The stronger she grew, the wider her range of activities. Just flying through the sky over unfamiliar territory was a thrill. But as she became one of the strongest sylphs in the game, along with her knowledge came hassles. In time, she felt she was just going through the motions. The obligation to fight for her race became an invisible chain shackled to her wings.
The term renegade, used to refer to those who abandoned their homeland, was an English word that could also mean heretic. People who gave up on the duty placed on their shoulders and were exiled in response…She’d thought of them as simple traitors, but now she wondered if those renegades were actually just guilty of nothing more than a sense of pride.
Her mind wandered over this topic while her hands kept busy, scrubbing her hair and body and washing off the suds. She grabbed a dry towel off the wall and fiddled with the wall panel next to it. A slit on the ceiling started blustering hot air down on her. Once her hair was mostly dry, she wrapped herself in the large towel and ran back into the living room. She checked the clock: Seventeen of the allotted twenty minutes had already passed.
Suguha wrapped the other sandwich in plastic and ripped a note off the pad. She scrawled, “Eat this if you get hungry, big brother,” and stuck it under the plate.
She flew up the stairs and slipped into a fresh outfit, crawling onto her bed and putting on the AmuSphere, still in suspended mode.
The connection test crawled by with agonizing slowness. Through the rainbow ring she went at last, and the gentle breeze of the plains tickled Leafa’s nose.
“Thanks for waiting! Any monsters?” Leafa asked, rising from the one-legged crouch that the game always started in. Kirito was lying on the grass nearby, and he removed a green straw-like object from his mouth to speak.
“Nope, all quiet here.”
“What’s that?”
“I bought a bunch of them at a general store before we left. The NPC said they were a specialty unique to Swilvane.”
“I’ve never heard of that.”
Kirito tossed the pipe to her. She caught it and put it in her mouth, hoping a blank face would hide her fluster. The drag of air she took tasted of sweet peppermint.
“Now it’s my turn to log out. Thanks for standing guard.”
“Yep, see you soon.”
When he logged out, his body automatically assumed the standby crouch. Leafa sat down next to him and gazed up at the sky, puffing on the minty pipe, until she was startled by the tiny fairy who wriggled her way out of the shirt pocket of Kirito’s still form.

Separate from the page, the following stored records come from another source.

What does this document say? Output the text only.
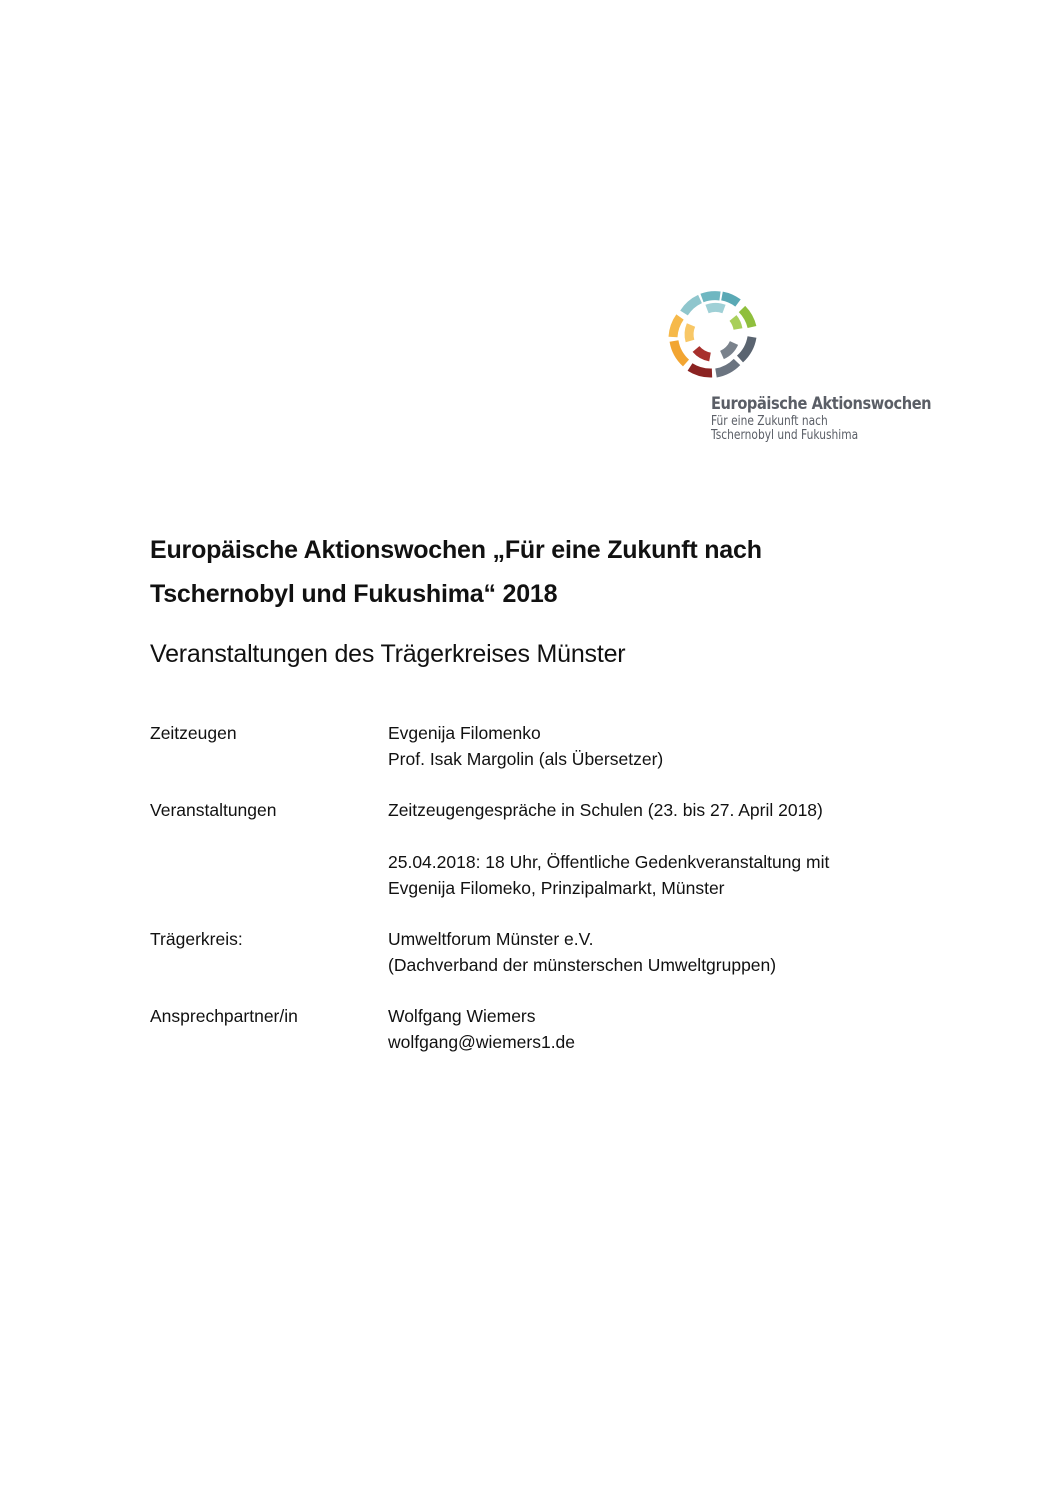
Europäische Aktionswochen
Für eine Zukunft nach
Tschernobyl und Fukushima
Europäische Aktionswochen „Für eine Zukunft nach
Tschernobyl und Fukushima“ 2018
Veranstaltungen des Trägerkreises Münster
Zeitzeugen	Evgenija Filomenko
Prof. Isak Margolin (als Übersetzer)
Veranstaltungen	Zeitzeugengespräche in Schulen (23. bis 27. April 2018)
25.04.2018: 18 Uhr, Öffentliche Gedenkveranstaltung mit
Evgenija Filomeko, Prinzipalmarkt, Münster
Trägerkreis:	Umweltforum Münster e.V.
(Dachverband der münsterschen Umweltgruppen)
Ansprechpartner/in	Wolfgang Wiemers
wolfgang@wiemers1.de
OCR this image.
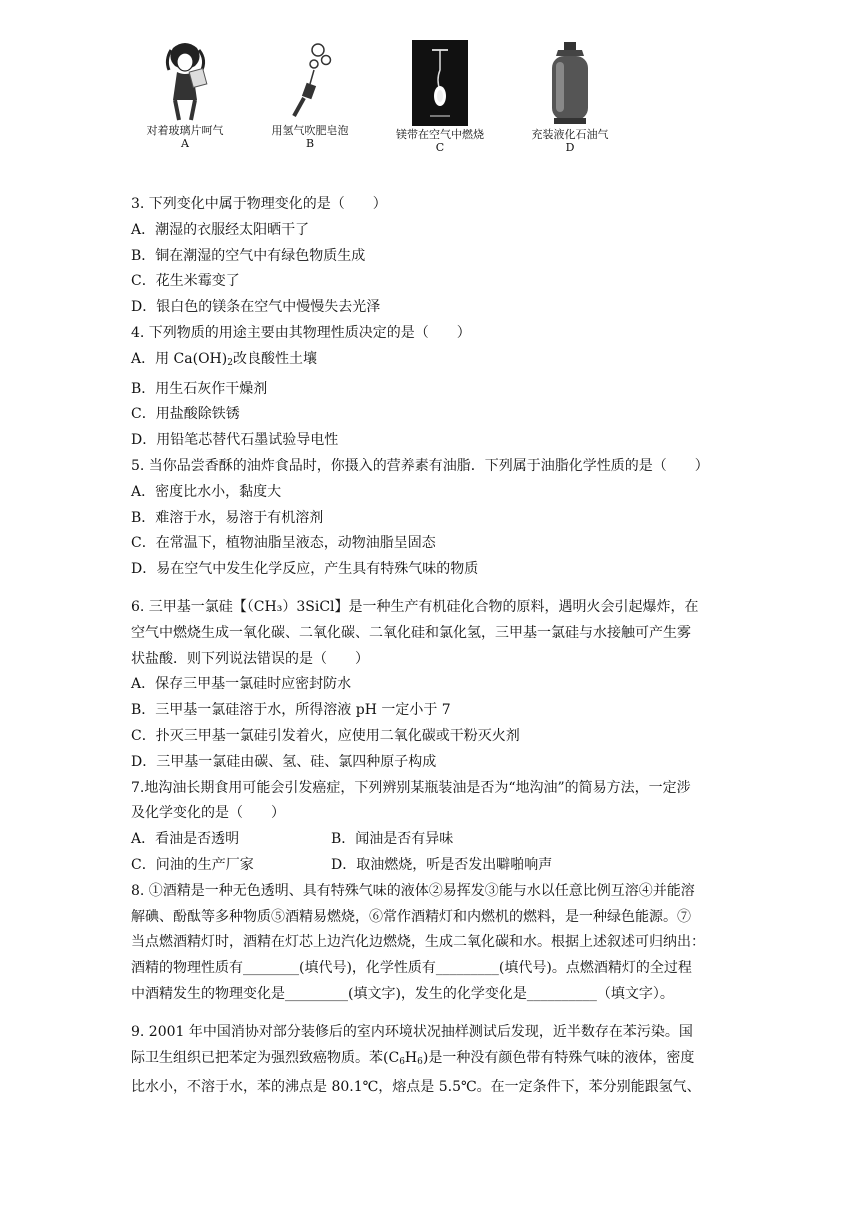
对着玻璃片呵气
A
用氢气吹肥皂泡
B
镁带在空气中燃烧
C
充装液化石油气
D
3. 下列变化中属于物理变化的是（　　）
A．潮湿的衣服经太阳晒干了
B．铜在潮湿的空气中有绿色物质生成
C．花生米霉变了
D．银白色的镁条在空气中慢慢失去光泽
4. 下列物质的用途主要由其物理性质决定的是（　　）
A．用 $Ca(OH)_2$改良酸性土壤
B．用生石灰作干燥剂
C．用盐酸除铁锈
D．用铅笔芯替代石墨试验导电性
5. 当你品尝香酥的油炸食品时，你摄入的营养素有油脂．下列属于油脂化学性质的是（　　）
A．密度比水小，黏度大
B．难溶于水，易溶于有机溶剂
C．在常温下，植物油脂呈液态，动物油脂呈固态
D．易在空气中发生化学反应，产生具有特殊气味的物质
6. 三甲基一氯硅【（CH₃）3SiCl】是一种生产有机硅化合物的原料，遇明火会引起爆炸，在
空气中燃烧生成一氧化碳、二氧化碳、二氧化硅和氯化氢，三甲基一氯硅与水接触可产生雾
状盐酸．则下列说法错误的是（　　）
A．保存三甲基一氯硅时应密封防水
B．三甲基一氯硅溶于水，所得溶液 pH 一定小于 7
C．扑灭三甲基一氯硅引发着火，应使用二氧化碳或干粉灭火剂
D．三甲基一氯硅由碳、氢、硅、氯四种原子构成
7.地沟油长期食用可能会引发癌症，下列辨别某瓶装油是否为“地沟油”的简易方法，一定涉
及化学变化的是（　　）
A．看油是否透明	B．闻油是否有异味
C．问油的生产厂家	D．取油燃烧，听是否发出噼啪响声
8. ①酒精是一种无色透明、具有特殊气味的液体②易挥发③能与水以任意比例互溶④并能溶
解碘、酚酞等多种物质⑤酒精易燃烧，⑥常作酒精灯和内燃机的燃料，是一种绿色能源。⑦
当点燃酒精灯时，酒精在灯芯上边汽化边燃烧，生成二氧化碳和水。根据上述叙述可归纳出：
酒精的物理性质有________(填代号)，化学性质有_________(填代号)。点燃酒精灯的全过程
中酒精发生的物理变化是_________(填文字)，发生的化学变化是__________（填文字）。
9. 2001 年中国消协对部分装修后的室内环境状况抽样测试后发现，近半数存在苯污染。国
际卫生组织已把苯定为强烈致癌物质。苯$(C_6H_6)$是一种没有颜色带有特殊气味的液体，密度
比水小，不溶于水，苯的沸点是 80.1℃，熔点是 5.5℃。在一定条件下，苯分别能跟氢气、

“Pwaa! Y-you can move without your master?”
Yui nodded, hands on her little waist, as though this was obvious to anyone.
“Of course—I’m me. And he’s not my master; he’s my papa.”
“Speaking of which, why do you call him Papa? Is that what he set your relationship to be?”
“…Papa saved me. He said I was his child. Which makes him my papa.”
“I…see…” Leafa lied. “Do you love your papa?”
She intended it as an innocent question, but Yui fixed her with a deadly serious gaze.
“Leafa…what does love mean?”
“Um, it means…” She trailed off and had to stop and think. “You want to be with someone at all times. Your heart races when you’re around them…Stuff like that, I guess.”
Kazuto’s smile crossed her mind—and for some reason, it overlapped with the face of the avatar kneeling next to her, eyes closed. Leafa held her breath. When she realized that the affection for Kazuto she’d kept hidden in her heart for so long might be happening with Kirito as well, she had to shake her head to clear it. Yui was puzzled.
“What’s the matter, Leafa?”
“N-n-nothing at all!” she yelped. The next instant—
“What’s nothing?”
“Aaah!!”
Leafa literally leaped up into the air when she noticed Kirito had raised his head.
“Well, here I am. Did anything happen?” he nonchalantly asked the panicked Leafa, rising to his feet from the standby position. Still perched on his shoulder, Yui squeaked, “Welcome back, Papa! I was just talking with Leafa about what it means to be in lo—”
“I-I said it was n-nothing!” Leafa hurriedly cut her off. “Y-you’re back fast; did you actually eat?” she asked Kirito to change the subject.